AOL's future structure could be agreed and announced in the next few weeks. It looks like the wrangling for AOL between Microsoft and Google will soon come to a fascinating and hi-stakes conclusion.
On the one hand you have a potential join-venture with Microsoft's internet assets in a newly formed company with the AOL portal at the heart, that could even get spun off as a separate entity. The other option sees Google or even recent bidder Yahoo get involved merely as investors.
The conclusion will not only say a lot about how much the suitors are willing to pay, but also about Parsons vision for not just AOL but Time Warner as well. A deal with Microsoft means he wants to unlock value and spin AOL off, and a deal with Google means he is more interested in retaining AOL as an integral part of the Time Warner group. The former could create more short term value and the latter more long term value.

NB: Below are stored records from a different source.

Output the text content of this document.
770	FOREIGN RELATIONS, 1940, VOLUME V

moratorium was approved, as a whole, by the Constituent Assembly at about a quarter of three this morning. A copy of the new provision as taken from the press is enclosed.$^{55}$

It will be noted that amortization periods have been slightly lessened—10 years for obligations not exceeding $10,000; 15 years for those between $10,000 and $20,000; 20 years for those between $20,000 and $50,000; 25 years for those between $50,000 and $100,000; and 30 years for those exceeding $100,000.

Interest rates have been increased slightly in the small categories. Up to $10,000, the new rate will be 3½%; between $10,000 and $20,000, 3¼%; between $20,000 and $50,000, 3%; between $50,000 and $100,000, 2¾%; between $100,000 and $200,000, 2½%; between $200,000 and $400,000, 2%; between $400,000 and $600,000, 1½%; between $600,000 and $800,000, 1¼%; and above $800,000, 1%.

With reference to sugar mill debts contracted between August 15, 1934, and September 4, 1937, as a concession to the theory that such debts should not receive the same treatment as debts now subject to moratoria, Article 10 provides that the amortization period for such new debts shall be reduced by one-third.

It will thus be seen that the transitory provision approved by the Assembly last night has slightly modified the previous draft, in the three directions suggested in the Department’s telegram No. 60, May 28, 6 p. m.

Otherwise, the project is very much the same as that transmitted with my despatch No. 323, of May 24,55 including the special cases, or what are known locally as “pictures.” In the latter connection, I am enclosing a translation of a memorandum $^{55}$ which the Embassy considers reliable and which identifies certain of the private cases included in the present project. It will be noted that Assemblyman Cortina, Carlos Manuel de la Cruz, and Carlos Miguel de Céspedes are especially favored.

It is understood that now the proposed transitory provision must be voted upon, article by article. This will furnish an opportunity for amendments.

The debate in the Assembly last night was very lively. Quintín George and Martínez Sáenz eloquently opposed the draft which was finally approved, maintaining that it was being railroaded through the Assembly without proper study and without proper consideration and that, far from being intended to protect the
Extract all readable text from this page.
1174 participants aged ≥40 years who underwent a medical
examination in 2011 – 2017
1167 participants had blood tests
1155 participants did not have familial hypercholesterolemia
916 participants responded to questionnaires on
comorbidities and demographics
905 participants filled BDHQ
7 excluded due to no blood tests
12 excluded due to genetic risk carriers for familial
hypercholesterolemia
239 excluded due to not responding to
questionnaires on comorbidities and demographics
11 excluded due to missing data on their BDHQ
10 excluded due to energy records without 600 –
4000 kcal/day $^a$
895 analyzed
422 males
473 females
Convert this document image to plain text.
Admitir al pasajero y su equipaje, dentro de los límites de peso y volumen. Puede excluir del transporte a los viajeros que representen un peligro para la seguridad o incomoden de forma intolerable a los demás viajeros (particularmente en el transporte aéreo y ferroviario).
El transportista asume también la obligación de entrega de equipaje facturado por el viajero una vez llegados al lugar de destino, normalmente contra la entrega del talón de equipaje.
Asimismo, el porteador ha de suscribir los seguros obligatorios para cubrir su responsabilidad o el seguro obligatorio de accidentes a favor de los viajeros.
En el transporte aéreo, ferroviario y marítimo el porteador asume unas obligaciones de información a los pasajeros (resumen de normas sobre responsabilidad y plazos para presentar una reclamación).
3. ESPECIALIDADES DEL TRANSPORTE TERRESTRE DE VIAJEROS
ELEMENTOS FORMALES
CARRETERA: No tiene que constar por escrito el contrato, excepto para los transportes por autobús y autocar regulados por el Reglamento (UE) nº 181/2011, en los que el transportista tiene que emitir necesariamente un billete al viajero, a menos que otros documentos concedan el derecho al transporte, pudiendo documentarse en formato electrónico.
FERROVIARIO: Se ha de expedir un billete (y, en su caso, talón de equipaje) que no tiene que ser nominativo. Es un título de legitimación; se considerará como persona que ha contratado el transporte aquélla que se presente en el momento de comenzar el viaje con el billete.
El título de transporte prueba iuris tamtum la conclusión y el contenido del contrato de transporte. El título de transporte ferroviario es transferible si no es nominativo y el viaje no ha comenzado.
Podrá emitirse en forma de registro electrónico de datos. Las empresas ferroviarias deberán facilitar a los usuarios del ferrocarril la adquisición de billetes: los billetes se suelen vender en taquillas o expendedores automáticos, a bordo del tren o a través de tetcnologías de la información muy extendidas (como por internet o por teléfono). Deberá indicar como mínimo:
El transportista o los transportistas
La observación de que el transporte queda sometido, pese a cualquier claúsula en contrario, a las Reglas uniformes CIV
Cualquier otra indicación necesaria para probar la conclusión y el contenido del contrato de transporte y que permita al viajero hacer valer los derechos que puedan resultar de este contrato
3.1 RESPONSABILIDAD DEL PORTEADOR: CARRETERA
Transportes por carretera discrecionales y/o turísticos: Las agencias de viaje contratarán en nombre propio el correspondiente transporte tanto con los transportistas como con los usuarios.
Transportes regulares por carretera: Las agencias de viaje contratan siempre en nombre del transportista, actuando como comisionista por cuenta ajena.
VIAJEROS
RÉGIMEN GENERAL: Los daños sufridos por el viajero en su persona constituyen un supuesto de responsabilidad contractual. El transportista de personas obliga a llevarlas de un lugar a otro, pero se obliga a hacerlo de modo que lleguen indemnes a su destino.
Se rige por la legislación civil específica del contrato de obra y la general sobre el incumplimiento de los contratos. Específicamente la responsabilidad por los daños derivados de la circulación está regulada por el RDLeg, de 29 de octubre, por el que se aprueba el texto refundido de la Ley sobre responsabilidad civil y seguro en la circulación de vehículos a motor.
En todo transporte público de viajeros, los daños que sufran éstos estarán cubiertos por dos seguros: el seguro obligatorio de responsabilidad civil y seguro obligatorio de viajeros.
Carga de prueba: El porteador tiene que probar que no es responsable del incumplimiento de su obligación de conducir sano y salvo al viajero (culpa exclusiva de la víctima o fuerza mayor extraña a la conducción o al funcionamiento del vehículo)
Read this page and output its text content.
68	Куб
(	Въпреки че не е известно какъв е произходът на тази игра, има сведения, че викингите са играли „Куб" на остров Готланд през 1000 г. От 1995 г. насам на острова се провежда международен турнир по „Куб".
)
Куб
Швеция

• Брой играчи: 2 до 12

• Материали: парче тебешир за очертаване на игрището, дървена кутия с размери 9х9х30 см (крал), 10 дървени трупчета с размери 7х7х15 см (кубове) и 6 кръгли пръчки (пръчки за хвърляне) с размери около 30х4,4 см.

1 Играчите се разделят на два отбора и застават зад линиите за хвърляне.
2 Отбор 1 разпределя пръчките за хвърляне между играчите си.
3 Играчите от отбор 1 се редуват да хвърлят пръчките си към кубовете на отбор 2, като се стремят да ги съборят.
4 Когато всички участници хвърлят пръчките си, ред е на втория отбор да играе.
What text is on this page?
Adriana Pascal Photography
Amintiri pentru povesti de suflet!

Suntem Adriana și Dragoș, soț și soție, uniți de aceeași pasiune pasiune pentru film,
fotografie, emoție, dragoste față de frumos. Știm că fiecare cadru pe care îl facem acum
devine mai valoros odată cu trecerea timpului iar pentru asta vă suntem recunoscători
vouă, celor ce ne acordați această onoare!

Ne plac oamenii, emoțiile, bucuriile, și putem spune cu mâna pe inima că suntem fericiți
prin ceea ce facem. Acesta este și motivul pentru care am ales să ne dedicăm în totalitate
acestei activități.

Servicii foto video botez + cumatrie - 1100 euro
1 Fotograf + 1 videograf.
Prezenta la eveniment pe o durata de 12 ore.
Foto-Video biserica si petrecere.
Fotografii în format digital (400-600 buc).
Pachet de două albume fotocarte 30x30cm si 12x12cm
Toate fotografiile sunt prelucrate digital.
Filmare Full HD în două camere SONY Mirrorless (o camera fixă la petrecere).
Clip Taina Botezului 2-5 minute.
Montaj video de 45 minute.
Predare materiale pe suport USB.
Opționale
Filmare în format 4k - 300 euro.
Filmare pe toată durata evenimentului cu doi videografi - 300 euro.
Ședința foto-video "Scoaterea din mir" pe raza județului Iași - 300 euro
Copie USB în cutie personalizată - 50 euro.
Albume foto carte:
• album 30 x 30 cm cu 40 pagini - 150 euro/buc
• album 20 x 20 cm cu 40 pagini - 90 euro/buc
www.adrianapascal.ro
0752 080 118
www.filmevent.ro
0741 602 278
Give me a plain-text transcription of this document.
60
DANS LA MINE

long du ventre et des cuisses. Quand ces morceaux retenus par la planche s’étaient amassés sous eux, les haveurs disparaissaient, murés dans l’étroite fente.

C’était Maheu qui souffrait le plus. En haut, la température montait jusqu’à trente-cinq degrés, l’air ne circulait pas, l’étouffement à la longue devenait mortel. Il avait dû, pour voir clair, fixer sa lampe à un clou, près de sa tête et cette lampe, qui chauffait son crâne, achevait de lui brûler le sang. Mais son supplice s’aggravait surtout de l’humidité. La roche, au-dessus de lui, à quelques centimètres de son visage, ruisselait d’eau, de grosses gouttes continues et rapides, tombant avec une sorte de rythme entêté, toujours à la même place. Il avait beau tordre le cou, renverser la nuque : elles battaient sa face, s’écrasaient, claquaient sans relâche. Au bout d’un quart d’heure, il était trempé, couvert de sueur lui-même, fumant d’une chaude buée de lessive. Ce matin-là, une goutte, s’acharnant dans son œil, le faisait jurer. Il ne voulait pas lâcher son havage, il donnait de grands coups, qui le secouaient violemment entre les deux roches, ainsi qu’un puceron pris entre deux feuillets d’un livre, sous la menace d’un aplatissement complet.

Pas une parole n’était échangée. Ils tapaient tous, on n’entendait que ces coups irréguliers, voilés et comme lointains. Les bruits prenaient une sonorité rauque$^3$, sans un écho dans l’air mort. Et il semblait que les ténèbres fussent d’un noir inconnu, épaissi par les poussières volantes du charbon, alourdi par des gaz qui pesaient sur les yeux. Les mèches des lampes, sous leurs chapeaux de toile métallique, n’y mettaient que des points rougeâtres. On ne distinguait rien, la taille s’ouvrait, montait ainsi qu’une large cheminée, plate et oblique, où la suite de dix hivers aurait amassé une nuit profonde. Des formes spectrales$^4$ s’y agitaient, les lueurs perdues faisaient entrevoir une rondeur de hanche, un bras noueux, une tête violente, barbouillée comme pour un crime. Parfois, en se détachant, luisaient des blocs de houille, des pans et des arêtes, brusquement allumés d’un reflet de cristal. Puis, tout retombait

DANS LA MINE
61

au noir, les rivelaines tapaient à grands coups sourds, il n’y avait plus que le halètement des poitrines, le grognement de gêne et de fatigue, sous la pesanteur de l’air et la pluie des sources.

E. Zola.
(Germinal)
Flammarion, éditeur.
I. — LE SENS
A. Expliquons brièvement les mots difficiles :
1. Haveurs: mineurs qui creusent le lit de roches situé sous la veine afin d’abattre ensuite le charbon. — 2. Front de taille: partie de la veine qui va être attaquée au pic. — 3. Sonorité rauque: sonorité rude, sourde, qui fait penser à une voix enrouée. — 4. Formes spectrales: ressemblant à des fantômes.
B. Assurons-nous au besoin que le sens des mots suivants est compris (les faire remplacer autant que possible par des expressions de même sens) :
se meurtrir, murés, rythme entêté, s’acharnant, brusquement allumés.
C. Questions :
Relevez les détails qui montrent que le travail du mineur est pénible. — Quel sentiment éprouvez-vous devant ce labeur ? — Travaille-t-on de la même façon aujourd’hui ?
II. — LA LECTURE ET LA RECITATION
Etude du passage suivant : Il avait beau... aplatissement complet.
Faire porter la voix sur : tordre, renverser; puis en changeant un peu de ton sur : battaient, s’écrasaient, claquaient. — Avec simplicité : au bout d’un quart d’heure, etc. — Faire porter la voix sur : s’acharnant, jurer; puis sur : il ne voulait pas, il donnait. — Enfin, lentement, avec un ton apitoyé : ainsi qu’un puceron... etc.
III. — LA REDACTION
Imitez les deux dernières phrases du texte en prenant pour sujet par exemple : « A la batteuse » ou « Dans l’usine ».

With Carl Icahn breathing down his neck Parsons may be happy to lock in Microsoft and shorter term benefits. And there is a lot at stake. Analysts at Bear Stearns believe the implied value of AOL's portal business in Time Warner's stock price is $8bn. However, if valuations applied to internet groups such as Yahoo and Google were applied to AOL, its portal business could be worth $15bn.
So, as if he needed more pressure, Parsons has a key decision to make. It could define his entire future at Time Warner.